At around 8 pm, it was recommended that we bring her into the ER. She had a fever hovering very near 105 that would not come down more than a degree with meds. She still had this awful headache, which is scary to hear a (then) 3-year-old complain about all day. Like, a debilitating headache. She finally developed a nasty case of the chills that had her trembling for over an hour, which is when we made the call to bring her in.
Long story short- we thought it was going to be strep throat (Tyler had been diagnosed the day prior), but it turned out to be a UTI. She got some antibiotics, was feeling better within a day or two, and that was that.
Any time you go to the ER, they tell you to follow up with your doctor. So, a few days later, I called the pediatrician to see if they actually wanted to see her, and they did. We went in, the repeated the UA (clean) and I thought that was going to be that...

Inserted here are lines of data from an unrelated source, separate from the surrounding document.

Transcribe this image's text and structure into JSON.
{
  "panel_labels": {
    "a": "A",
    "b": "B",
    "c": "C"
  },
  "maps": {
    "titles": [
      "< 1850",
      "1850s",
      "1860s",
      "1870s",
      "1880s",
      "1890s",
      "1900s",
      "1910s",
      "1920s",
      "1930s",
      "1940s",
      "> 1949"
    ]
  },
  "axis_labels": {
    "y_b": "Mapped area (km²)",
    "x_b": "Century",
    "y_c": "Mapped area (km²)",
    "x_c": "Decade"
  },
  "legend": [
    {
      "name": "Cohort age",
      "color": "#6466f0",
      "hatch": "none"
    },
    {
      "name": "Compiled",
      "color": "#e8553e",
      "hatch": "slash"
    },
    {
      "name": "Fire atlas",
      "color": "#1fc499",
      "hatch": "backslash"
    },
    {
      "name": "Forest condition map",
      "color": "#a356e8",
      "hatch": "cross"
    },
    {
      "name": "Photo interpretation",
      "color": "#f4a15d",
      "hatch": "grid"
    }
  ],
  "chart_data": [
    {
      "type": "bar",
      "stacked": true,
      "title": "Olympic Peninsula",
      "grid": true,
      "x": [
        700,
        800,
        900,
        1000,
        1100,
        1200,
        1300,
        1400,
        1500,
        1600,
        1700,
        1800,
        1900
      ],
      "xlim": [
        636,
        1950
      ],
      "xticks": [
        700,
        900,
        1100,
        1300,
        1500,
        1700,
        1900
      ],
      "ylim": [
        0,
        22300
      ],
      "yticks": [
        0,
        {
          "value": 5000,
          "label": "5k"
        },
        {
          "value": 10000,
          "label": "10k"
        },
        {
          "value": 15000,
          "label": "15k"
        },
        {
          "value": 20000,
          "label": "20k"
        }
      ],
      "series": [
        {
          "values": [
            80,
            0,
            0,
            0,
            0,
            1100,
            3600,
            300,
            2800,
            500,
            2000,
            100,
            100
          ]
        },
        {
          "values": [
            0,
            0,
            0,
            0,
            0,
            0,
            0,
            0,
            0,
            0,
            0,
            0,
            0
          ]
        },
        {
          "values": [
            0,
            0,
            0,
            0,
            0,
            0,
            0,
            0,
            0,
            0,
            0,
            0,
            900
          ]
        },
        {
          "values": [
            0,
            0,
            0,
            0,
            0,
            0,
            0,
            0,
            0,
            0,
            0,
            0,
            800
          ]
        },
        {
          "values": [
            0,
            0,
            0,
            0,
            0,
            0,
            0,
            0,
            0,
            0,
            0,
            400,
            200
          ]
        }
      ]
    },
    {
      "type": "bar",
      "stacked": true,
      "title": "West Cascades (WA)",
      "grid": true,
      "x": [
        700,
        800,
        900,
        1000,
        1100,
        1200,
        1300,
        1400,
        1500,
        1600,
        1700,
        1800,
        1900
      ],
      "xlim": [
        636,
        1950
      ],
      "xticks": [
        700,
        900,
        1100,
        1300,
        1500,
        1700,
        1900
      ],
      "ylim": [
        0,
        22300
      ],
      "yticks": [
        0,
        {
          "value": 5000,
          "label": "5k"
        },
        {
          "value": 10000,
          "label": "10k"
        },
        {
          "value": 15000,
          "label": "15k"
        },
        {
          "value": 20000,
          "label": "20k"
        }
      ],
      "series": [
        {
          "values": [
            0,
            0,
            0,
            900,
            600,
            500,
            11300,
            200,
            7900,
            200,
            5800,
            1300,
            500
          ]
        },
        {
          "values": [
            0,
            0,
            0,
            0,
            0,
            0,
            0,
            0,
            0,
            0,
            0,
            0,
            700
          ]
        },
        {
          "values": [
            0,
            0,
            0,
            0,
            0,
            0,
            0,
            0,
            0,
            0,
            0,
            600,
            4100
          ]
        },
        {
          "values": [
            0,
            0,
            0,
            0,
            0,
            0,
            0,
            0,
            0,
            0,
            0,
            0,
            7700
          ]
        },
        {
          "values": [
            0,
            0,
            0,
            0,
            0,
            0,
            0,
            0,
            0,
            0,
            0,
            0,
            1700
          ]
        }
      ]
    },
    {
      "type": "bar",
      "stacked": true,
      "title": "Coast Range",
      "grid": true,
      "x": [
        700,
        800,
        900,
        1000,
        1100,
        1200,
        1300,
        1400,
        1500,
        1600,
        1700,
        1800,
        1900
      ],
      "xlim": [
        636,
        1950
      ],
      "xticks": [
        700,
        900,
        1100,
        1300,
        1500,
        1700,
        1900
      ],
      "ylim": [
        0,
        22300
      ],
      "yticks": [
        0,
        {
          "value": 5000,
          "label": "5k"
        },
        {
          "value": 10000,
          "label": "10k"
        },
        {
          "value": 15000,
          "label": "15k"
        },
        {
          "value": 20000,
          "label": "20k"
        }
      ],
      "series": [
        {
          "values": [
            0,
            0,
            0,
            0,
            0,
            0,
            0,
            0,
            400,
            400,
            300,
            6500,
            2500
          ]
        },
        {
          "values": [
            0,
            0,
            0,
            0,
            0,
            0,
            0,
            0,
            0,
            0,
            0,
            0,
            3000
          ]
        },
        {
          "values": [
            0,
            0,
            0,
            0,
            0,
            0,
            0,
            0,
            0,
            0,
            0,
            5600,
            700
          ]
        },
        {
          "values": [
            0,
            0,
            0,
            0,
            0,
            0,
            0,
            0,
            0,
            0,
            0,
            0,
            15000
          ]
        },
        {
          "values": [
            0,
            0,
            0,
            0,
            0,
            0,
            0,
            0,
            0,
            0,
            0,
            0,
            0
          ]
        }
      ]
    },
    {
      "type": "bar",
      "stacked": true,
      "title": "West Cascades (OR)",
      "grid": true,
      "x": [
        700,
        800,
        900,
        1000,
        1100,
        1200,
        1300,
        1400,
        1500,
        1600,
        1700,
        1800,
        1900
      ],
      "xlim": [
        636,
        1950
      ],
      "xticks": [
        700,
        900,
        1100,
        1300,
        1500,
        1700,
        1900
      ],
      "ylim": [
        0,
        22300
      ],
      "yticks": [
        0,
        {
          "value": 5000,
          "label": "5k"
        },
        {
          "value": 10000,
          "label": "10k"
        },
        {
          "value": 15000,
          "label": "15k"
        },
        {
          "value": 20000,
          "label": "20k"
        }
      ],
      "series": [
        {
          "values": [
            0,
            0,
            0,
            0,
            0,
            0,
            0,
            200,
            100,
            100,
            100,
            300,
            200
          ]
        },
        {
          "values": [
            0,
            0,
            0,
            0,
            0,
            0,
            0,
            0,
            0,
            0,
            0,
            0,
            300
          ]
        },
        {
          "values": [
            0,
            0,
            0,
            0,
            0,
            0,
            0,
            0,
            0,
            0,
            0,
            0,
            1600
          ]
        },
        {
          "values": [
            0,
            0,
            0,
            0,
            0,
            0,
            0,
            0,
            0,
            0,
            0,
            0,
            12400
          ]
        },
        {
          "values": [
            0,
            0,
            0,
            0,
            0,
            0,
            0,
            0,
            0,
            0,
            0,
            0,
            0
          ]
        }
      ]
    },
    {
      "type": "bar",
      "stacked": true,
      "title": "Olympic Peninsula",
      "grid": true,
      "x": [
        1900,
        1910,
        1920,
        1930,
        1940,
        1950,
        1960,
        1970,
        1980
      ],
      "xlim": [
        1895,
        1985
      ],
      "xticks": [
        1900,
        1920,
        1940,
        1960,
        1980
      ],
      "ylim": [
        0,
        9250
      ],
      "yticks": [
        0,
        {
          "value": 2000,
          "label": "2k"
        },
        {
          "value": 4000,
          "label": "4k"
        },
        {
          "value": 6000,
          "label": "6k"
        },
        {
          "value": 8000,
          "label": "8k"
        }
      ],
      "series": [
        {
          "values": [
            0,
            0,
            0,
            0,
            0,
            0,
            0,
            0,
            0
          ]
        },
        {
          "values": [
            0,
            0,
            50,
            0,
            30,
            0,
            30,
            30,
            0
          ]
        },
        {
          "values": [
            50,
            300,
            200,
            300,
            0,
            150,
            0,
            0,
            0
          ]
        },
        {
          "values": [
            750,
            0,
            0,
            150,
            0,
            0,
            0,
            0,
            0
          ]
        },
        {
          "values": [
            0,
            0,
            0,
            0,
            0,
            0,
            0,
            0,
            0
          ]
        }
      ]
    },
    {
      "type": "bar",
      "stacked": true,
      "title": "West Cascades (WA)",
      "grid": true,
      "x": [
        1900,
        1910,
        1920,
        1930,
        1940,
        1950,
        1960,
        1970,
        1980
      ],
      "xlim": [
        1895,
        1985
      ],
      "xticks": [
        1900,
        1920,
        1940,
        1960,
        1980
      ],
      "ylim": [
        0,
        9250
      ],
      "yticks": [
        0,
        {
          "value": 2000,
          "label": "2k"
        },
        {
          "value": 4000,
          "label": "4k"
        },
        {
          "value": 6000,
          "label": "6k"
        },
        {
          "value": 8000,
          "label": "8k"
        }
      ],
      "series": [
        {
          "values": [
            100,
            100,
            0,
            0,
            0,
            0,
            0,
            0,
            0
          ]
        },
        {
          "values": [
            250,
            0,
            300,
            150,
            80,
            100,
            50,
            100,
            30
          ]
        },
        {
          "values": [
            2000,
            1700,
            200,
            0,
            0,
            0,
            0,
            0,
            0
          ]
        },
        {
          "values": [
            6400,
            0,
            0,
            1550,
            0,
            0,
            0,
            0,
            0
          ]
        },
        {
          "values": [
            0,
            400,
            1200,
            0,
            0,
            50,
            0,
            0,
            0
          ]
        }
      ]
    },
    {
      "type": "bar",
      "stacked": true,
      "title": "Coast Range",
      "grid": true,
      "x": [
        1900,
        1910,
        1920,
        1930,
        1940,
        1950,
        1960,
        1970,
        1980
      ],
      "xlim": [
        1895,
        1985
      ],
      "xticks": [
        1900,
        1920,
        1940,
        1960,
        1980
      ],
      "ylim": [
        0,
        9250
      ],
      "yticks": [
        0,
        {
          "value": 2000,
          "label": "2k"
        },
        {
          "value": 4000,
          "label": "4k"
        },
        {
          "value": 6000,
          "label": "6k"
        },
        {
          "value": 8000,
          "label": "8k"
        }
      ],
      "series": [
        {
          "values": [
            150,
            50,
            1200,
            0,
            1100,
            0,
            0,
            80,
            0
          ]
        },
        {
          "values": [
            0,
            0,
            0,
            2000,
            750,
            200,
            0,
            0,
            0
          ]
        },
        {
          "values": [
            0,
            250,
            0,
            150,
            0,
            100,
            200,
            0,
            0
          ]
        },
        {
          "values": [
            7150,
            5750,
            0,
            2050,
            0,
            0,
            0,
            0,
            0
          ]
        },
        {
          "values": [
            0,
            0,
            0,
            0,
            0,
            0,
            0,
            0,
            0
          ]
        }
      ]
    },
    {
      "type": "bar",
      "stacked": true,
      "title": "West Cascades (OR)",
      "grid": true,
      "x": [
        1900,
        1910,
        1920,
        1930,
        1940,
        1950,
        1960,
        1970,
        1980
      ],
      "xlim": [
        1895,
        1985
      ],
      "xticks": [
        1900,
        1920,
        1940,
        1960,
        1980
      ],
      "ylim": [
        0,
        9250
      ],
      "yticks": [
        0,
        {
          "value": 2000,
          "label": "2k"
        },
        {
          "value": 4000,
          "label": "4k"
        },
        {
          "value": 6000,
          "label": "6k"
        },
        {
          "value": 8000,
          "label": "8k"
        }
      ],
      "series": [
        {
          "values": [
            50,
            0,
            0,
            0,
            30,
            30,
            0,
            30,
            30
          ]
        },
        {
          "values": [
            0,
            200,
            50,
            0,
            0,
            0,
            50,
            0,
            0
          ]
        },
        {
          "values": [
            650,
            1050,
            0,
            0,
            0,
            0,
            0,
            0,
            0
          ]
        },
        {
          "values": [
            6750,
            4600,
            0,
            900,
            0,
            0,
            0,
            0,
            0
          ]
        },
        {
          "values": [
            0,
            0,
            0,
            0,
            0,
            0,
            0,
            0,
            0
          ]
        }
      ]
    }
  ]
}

Until we saw the doctor. Dr. B asked several questions about the course of the day she was sick, and he concluded that based upon her high fever, complaints of headache, and lab results, it was his belief that she actually had a kidney infection.
OK, a bit more serious, but she was fine now...
However, he explained a disease called vesicoureteral reflux (VUR) that can often present itself with repeated UTI's/kidney infections. Quick anatomy lesson- we each have 2 kidneys with two ureters that travel down and attach to the bladder. When we urinate, there is a valve that prevents back flow of the urine up the ureter to the kidney. In people with VUR, that valve does not work properly, allowing urine to travel back up the ureter carrying bacteria, which leads to the kidney infections and eventually kidney scarring and possibly renal failure. Scary.
He explained that he wanted to order an ultrasound to rule out VUR.
So, when I went to set up the appointment for the ultrasound with the nurse, after a brief discussion, I came to the realization that an ultrasound was not all he was ordering. Sassy also needed a VCUG, which at her age, required sedation. Ick.
All this information was a bit hard to digest. I expected none of this going in. We went ahead and scheduled the diagnostic tests, and then I spent the next weeks debating whether they were necessary. I kept telling myself that it was all very extreme for one diagnosed infection. I came very close to calling it off, but decided that up until this point, I have always trusted Dr. B, whether I loved what he had to say or not, and this should really be no different.
Well, we went in for the tests Monday, and I'm sure you can see where this is heading...
Sassy has been diagnosed with Unilateral Grade III VUR. She has been placed on an antibiotic regimen to prevent breakthrough infections, and we need to follow up with a pediatric nephrologist to determine if we will proceed with surgical correction or attempt the antibiotics for a year in hopes that she will grow enough to improve the function of the valve. We just don't know yet.
I am so thankful that we proceeded with the test, and that she is only affected on one side. This should mean that, regardless of any damage that has been done to the one kidney over the past 4 years (hopefully none!), in theory she should have one bright, smooth, shiny kidney in there. I will go into more detail about our day of testing at a later time, and also keep you all posted with what happens next... as soon as I know anything!
Thanks for all the nice thoughts and prayers for our Sassy! Keep 'em coming, please!